Mais il n’est jamais trop tard pour apprendre à s’accepter entièrement, être à l’aise avec soi-même, travailler sur soi pour offrir cet amour sans réserve. Il est préférable d’avoir vécu cette étape-là avant de se lancer dans la parentalité : être un adulte épanoui, qui se sent bien dans sa vie professionnelle, personnelle, familiale, avant d’accueillir un enfant. 

Malheureusement, c’est plutôt le contraire qui se produit. Beaucoup de personnes se disent : avoir un enfant, c’est ce qui me manquait, c’était la pièce manquante du puzzle. En ayant des enfants, je coche la case. 

Pourquoi prendre soin de soi avant de devenir parent ?

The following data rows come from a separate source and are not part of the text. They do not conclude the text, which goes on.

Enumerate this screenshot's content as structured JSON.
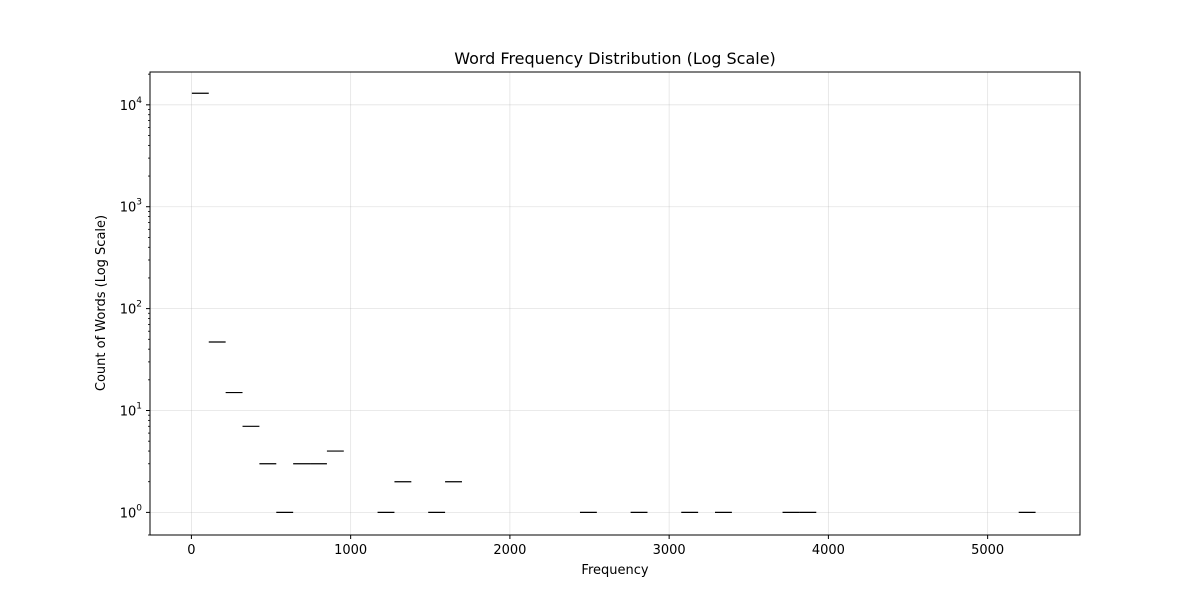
{
  "chart_data": {
    "type": "bar",
    "title": "Word Frequency Distribution (Log Scale)",
    "xlabel": "Frequency",
    "ylabel": "Count of Words (Log Scale)",
    "yscale": "log",
    "xlim": [
      -260,
      5580
    ],
    "ylim": [
      0.6,
      21000
    ],
    "x_ticks": [
      {
        "value": 0,
        "label": "0"
      },
      {
        "value": 1000,
        "label": "1000"
      },
      {
        "value": 2000,
        "label": "2000"
      },
      {
        "value": 3000,
        "label": "3000"
      },
      {
        "value": 4000,
        "label": "4000"
      },
      {
        "value": 5000,
        "label": "5000"
      }
    ],
    "y_ticks": [
      {
        "value": 1,
        "base": "10",
        "exp": "0"
      },
      {
        "value": 10,
        "base": "10",
        "exp": "1"
      },
      {
        "value": 100,
        "base": "10",
        "exp": "2"
      },
      {
        "value": 1000,
        "base": "10",
        "exp": "3"
      },
      {
        "value": 10000,
        "base": "10",
        "exp": "4"
      }
    ],
    "grid": true,
    "bins": [
      {
        "x0": 3,
        "x1": 109,
        "count": 13000
      },
      {
        "x0": 109,
        "x1": 215,
        "count": 47
      },
      {
        "x0": 215,
        "x1": 321,
        "count": 15
      },
      {
        "x0": 321,
        "x1": 427,
        "count": 7
      },
      {
        "x0": 427,
        "x1": 533,
        "count": 3
      },
      {
        "x0": 533,
        "x1": 639,
        "count": 1
      },
      {
        "x0": 639,
        "x1": 745,
        "count": 3
      },
      {
        "x0": 745,
        "x1": 851,
        "count": 3
      },
      {
        "x0": 851,
        "x1": 957,
        "count": 4
      },
      {
        "x0": 1169,
        "x1": 1275,
        "count": 1
      },
      {
        "x0": 1275,
        "x1": 1381,
        "count": 2
      },
      {
        "x0": 1487,
        "x1": 1593,
        "count": 1
      },
      {
        "x0": 1593,
        "x1": 1699,
        "count": 2
      },
      {
        "x0": 2440,
        "x1": 2546,
        "count": 1
      },
      {
        "x0": 2758,
        "x1": 2864,
        "count": 1
      },
      {
        "x0": 3076,
        "x1": 3182,
        "count": 1
      },
      {
        "x0": 3288,
        "x1": 3394,
        "count": 1
      },
      {
        "x0": 3712,
        "x1": 3818,
        "count": 1
      },
      {
        "x0": 3818,
        "x1": 3924,
        "count": 1
      },
      {
        "x0": 5195,
        "x1": 5301,
        "count": 1
      }
    ]
  }
}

Pourtant, pour Laelia Benoit, si on prenait le temps de prendre soin de soi avant d’être parent, on porterait un regard très différent sur nos enfants. « Et puis, peut-être qu'on n'en ferait pas autant, parce qu'on se rendrait compte qu'en fait, l'important, c'est de s'occuper de ceux qui sont là, et puis d'aller bien soi-même », renchérit-elle.

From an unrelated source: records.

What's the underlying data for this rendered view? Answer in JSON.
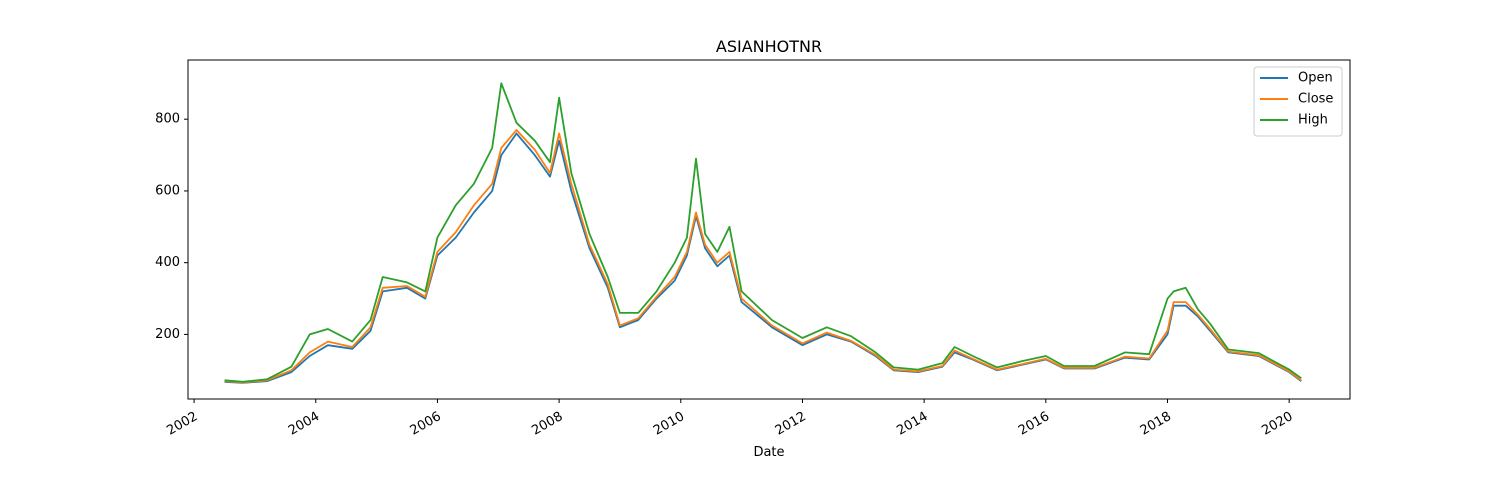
{
  "chart_data": {
    "type": "line",
    "title": "ASIANHOTNR",
    "xlabel": "Date",
    "ylabel": "",
    "xlim": [
      2001.9,
      2021.0
    ],
    "ylim": [
      20,
      965
    ],
    "x_ticks": [
      2002,
      2004,
      2006,
      2008,
      2010,
      2012,
      2014,
      2016,
      2018,
      2020
    ],
    "x_tick_labels": [
      "2002",
      "2004",
      "2006",
      "2008",
      "2010",
      "2012",
      "2014",
      "2016",
      "2018",
      "2020"
    ],
    "y_ticks": [
      200,
      400,
      600,
      800
    ],
    "y_tick_labels": [
      "200",
      "400",
      "600",
      "800"
    ],
    "grid": false,
    "legend_position": "top-right",
    "x": [
      2002.5,
      2002.8,
      2003.2,
      2003.6,
      2003.9,
      2004.2,
      2004.6,
      2004.9,
      2005.1,
      2005.5,
      2005.8,
      2006.0,
      2006.3,
      2006.6,
      2006.9,
      2007.05,
      2007.3,
      2007.6,
      2007.85,
      2008.0,
      2008.2,
      2008.5,
      2008.8,
      2009.0,
      2009.3,
      2009.6,
      2009.9,
      2010.1,
      2010.25,
      2010.4,
      2010.6,
      2010.8,
      2011.0,
      2011.5,
      2012.0,
      2012.4,
      2012.8,
      2013.2,
      2013.5,
      2013.9,
      2014.3,
      2014.5,
      2014.8,
      2015.2,
      2015.6,
      2016.0,
      2016.3,
      2016.8,
      2017.3,
      2017.7,
      2018.0,
      2018.1,
      2018.3,
      2018.5,
      2018.7,
      2019.0,
      2019.5,
      2020.0,
      2020.2
    ],
    "series": [
      {
        "name": "Open",
        "color": "#1f77b4",
        "values": [
          68,
          65,
          70,
          95,
          140,
          170,
          160,
          210,
          320,
          330,
          300,
          420,
          470,
          540,
          600,
          700,
          760,
          700,
          640,
          740,
          600,
          440,
          330,
          220,
          240,
          300,
          350,
          420,
          530,
          440,
          390,
          420,
          290,
          220,
          170,
          200,
          180,
          140,
          100,
          95,
          110,
          150,
          130,
          100,
          115,
          130,
          105,
          105,
          135,
          130,
          200,
          280,
          280,
          250,
          210,
          150,
          140,
          95,
          70
        ]
      },
      {
        "name": "Close",
        "color": "#ff7f0e",
        "values": [
          70,
          66,
          72,
          100,
          150,
          180,
          165,
          220,
          330,
          335,
          305,
          430,
          485,
          560,
          620,
          720,
          770,
          715,
          650,
          760,
          620,
          450,
          340,
          225,
          245,
          305,
          360,
          430,
          540,
          450,
          400,
          430,
          300,
          225,
          175,
          205,
          182,
          143,
          102,
          97,
          112,
          155,
          132,
          102,
          117,
          132,
          107,
          107,
          138,
          133,
          210,
          290,
          290,
          255,
          215,
          152,
          142,
          97,
          72
        ]
      },
      {
        "name": "High",
        "color": "#2ca02c",
        "values": [
          72,
          68,
          75,
          110,
          200,
          215,
          180,
          240,
          360,
          345,
          320,
          470,
          560,
          620,
          720,
          900,
          790,
          740,
          680,
          860,
          650,
          480,
          360,
          260,
          260,
          320,
          400,
          470,
          690,
          480,
          430,
          500,
          320,
          240,
          190,
          220,
          195,
          150,
          108,
          102,
          120,
          165,
          140,
          108,
          125,
          140,
          112,
          112,
          150,
          145,
          300,
          320,
          330,
          270,
          230,
          158,
          148,
          102,
          78
        ]
      }
    ]
  }
}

 Pour l’avenir, elle souhaite aux futurs adultes de demain :

  • d’être considérés comme des personnes et de pouvoir ressentir cet amour inconditionnel à la fois de la part de leurs parents, mais aussi d’autres adultes, afin qu’ils sachent que c’est un merveilleux bonheur d’être sur Terre ;

  • d’être autorisés à grandir et à se développer dans un domaine qui les épanouit et qui a du sens pour eux : Laelia Benoit sent qu’il y a toute une génération qui a envie de contribuer à lutter contre le changement climatique, d’améliorer les choses, d’apprendre des métiers pour avoir un impact sur le développement durable et une planète vivable ;

  • d’être soutenus dans cet élan, dans cette énergie et de ne pas être enfermés dans des normes et des attentes très arbitraires ;

  • de connaître cette qualité relationnelle qui fait qu’on croit en l’humain et qu’on se dit qu’avec de la générosité, de l’amour, de l’attention, du respect, on y arrivera, tous ensemble.